Vincent Tiberj explique en partie cette évolution vers plus de tolérance par le renouvellement générationnel et l’augmentation des années d’études pour ces nouvelles générations, qui permet de mieux comprendre et appréhender le monde et sa complexité (pages 23 et 65). L’éducation va inciter à mieux s’informer et se socialiser à des valeurs d’acceptation des autres (page 65).

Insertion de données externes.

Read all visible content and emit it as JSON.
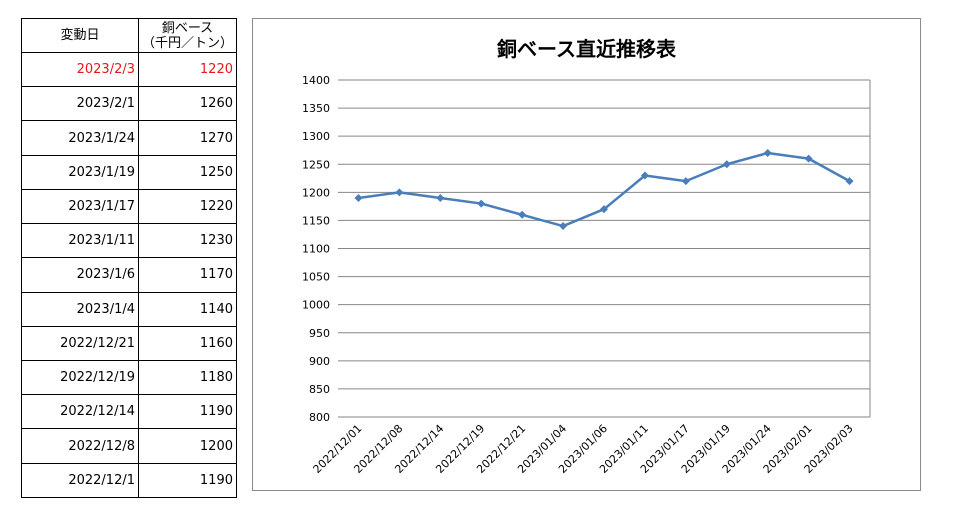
{
  "table": {
    "header": {
      "date": "変動日",
      "value_line1": "銅ベース",
      "value_line2": "（千円／トン）"
    },
    "rows": [
      {
        "date": "2023/2/3",
        "value": "1220"
      },
      {
        "date": "2023/2/1",
        "value": "1260"
      },
      {
        "date": "2023/1/24",
        "value": "1270"
      },
      {
        "date": "2023/1/19",
        "value": "1250"
      },
      {
        "date": "2023/1/17",
        "value": "1220"
      },
      {
        "date": "2023/1/11",
        "value": "1230"
      },
      {
        "date": "2023/1/6",
        "value": "1170"
      },
      {
        "date": "2023/1/4",
        "value": "1140"
      },
      {
        "date": "2022/12/21",
        "value": "1160"
      },
      {
        "date": "2022/12/19",
        "value": "1180"
      },
      {
        "date": "2022/12/14",
        "value": "1190"
      },
      {
        "date": "2022/12/8",
        "value": "1200"
      },
      {
        "date": "2022/12/1",
        "value": "1190"
      }
    ],
    "latest_color": "#e8171e"
  },
  "chart_data": {
    "type": "line",
    "title": "銅ベース直近推移表",
    "categories": [
      "2022/12/01",
      "2022/12/08",
      "2022/12/14",
      "2022/12/19",
      "2022/12/21",
      "2023/01/04",
      "2023/01/06",
      "2023/01/11",
      "2023/01/17",
      "2023/01/19",
      "2023/01/24",
      "2023/02/01",
      "2023/02/03"
    ],
    "series": [
      {
        "values": [
          1190,
          1200,
          1190,
          1180,
          1160,
          1140,
          1170,
          1230,
          1220,
          1250,
          1270,
          1260,
          1220
        ],
        "color": "#4a7ebb"
      }
    ],
    "ylim": [
      800,
      1400
    ],
    "yticks": [
      800,
      850,
      900,
      950,
      1000,
      1050,
      1100,
      1150,
      1200,
      1250,
      1300,
      1350,
      1400
    ],
    "grid": true,
    "legend": "none"
  }
}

Il fait également état d’une « socialisation inversée », les générations plus anciennes peuvent aussi avoir une opinion qui évolue, en raison de leurs échanges avec les autres générations (page 71).
Le recul du racisme biologique
Les chiffres démontrent qu’il y a un net recul du racisme biologique : « en 2002, 14,5 % des répondants considéraient qu’il y a des races supérieures à d’autres, contre 16 % qui réfutaient l’existence des races. En 2009, les premiers ne sont plus que 7,5 %, soit trois fois moins que les seconds, 21 % » (page 109).
FIGURE 3.1 – « Les races humaines ça n’existe pas » (page 111)

FIGURE 3.1 – « Il y a des races supérieures à d’autres » (page 110)

La différenciation entre les cohortes selon les générations montrent l’évolution de pensée et le renouvellement générationnel. Vincent Tiberj relève ainsi que les « opinions sont aussi les échos des mondes sociaux d’avant : les citoyens ont grandi dans un monde où la notion de races faisait sens » (page 112), pour ce qui est des plus anciennes cohortes.
Même si le racisme biologique recule, les préjugés peuvent continuer d’exister par « des chemins plus détournés, passant d’un racisme blatant ou overt à un racisme covert« , plus subtile (page 137).
Un décalage entre la hausse de la tolérance et le vote dans les urnes ?
Alors comment expliquer le décalage entre la hausse de la tolérance et l’omniprésence des sujets de migrations ?
D’une part, « l’immigration, l’intégration et le multiculturalisme sont questionnés ailleurs qu’à l’extrême droite par plusieurs intellectuels et associations relayés dans le champ médiatique », ce qui est également le cas des personnes politiques du centre et à gauche (page 106). Ces débats au niveau politique ne coïncident pas toujours avec les considérations des français·es.

Source : extrait d’une interview de Vincent Tiberj donnée au journal Le Monde, 12 octobre 2024
D’autre part, si l’évolution de la tolérance est constante, des évènements peuvent faire reculer les opinions sur un temps court. Vincent Tiberj relève que c’est aussi le cadrage dans le débat public de cet évènement qui peut influencer les opinions. Il donne comme exemple un « cadrage musulman » des émeutes en banlieue de 2005, au lieu de s’interroger sur les inégalités sociales. L’indice de tolérance avait alors chuté de 5 points (page 63). Au contraire, après l’attentat commis dans la rédaction de Charlie hebdo, les manifestations « Je suis Charlie » invitait à dépasser les préjugés et à davantage de tolérance.